China pushes open source to go global
Open sourcing a technology serves a number of purposes, including driving innovation as more developers have access to it, as well as building a community around a product.
It is not only Chinese firms that have launched open-source LLMs. Facebook parent Meta, as well as European start-up Mistral, also have open-source versions of AI models.
But with the technology industry caught in the crosshairs of the geopolitical battle between Washington and Beijing, open-source LLMs give Chinese firms another advantage: enabling their models to be used globally.
"Chinese companies would like to see their models used outside of China, so this is definitively a way for companies to become global players in the AI space," Paul Triolo, a partner at global advisory firm DGA Group, told CNBC by email.
While the focus is on AI models right now, there is also debate over what applications will be built on top of them — and who will dominate this global internet landscape going forward.
"If you assume these frontier base AI models are table stakes, it's about what these models are used for, like accelerating frontier science and engineering technology," Lux Capital's Isford said.
Today's AI models have been compared to operating systems, such as Microsoft's Windows, Google's Android and Apple's iOS, with the potential to dominate a market, like these companies do on mobile and PCs.
If true, this makes the stakes for building a dominant LLM higher.
"They [Chinese companies] perceive LLMs as the center of future tech ecosystems," Xin Sun, senior lecturer in Chinese and East Asian business at King's College London, told CNBC by email.
"Their future business models will rely on developers joining their ecosystems, developing new applications based on the LLMs, and attracting users and data from which profits can be generated subsequently through various means, including but far beyond directing users to use their cloud services," Sun added.

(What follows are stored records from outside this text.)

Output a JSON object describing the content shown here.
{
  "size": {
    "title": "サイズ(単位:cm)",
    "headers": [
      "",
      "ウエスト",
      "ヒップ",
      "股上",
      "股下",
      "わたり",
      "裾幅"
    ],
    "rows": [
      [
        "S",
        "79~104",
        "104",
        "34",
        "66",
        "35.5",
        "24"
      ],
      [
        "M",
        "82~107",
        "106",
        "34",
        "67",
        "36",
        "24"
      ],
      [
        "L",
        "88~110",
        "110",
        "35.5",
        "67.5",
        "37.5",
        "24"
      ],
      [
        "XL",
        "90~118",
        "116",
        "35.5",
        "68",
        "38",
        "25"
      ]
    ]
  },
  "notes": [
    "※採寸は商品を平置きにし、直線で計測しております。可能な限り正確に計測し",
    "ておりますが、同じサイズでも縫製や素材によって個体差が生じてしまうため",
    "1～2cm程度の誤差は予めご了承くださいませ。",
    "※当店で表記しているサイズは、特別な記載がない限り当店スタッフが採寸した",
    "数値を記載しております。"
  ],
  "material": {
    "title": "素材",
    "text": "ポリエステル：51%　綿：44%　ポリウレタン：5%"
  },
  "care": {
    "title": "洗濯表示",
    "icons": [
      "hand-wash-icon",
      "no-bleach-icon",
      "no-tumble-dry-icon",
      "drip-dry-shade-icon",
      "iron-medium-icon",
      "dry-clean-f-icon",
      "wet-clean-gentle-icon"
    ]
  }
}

Chip restrictions cast doubt over China's AI future
AI models are trained on vast amounts of data, requiring huge amounts of computing power. Currently, Nvidia is the leading designer of the chips required for this, known as graphics processing units (GPUs).
Most of the leading AI companies are training their systems on Nvidia's most high-performance chips — but not in China.
Over the past year or so, the U.S. has ramped up export restrictions on advanced semiconductor and chipmaking equipment to China. It means Nvidia's leading-edge chips cannot be exported to the country and the company has had to create sanction-compliant semiconductors to export.
Despite, these curbs, however, Chinese firms have still managed to launch advanced AI models.
"Major Chinese technology platforms currently have sufficient access to computing power to continue to improve models. This is because they have stockpiled large numbers of Nvidia GPUs and are also leveraging domestic GPUs from Huawei and other firms," DGA Group's Triolo said.
Indeed, Chinese companies have been boosting efforts to create viable alternatives to Nvidia. Huawei has been one of the leading players in pursuit of this goal in China, while firms like Baidu and Alibaba have also been investing in semiconductor design.
"However, the gap in terms of advanced hardware compute will become greater over time, particularly next year as Nvidia rolls out its Blackwell-based systems that are restricted for export to China," Triolo said.
Lux Capital's Isford flagged that China has been "systematically investing and growing their whole domestic AI infrastructure stack outside of Nvidia with high-performance AI chips from companies like Baidu."
"Whether or not Nvidia chips are banned in China will not prevent China from investing and building their own infrastructure to build and train AI models," she added.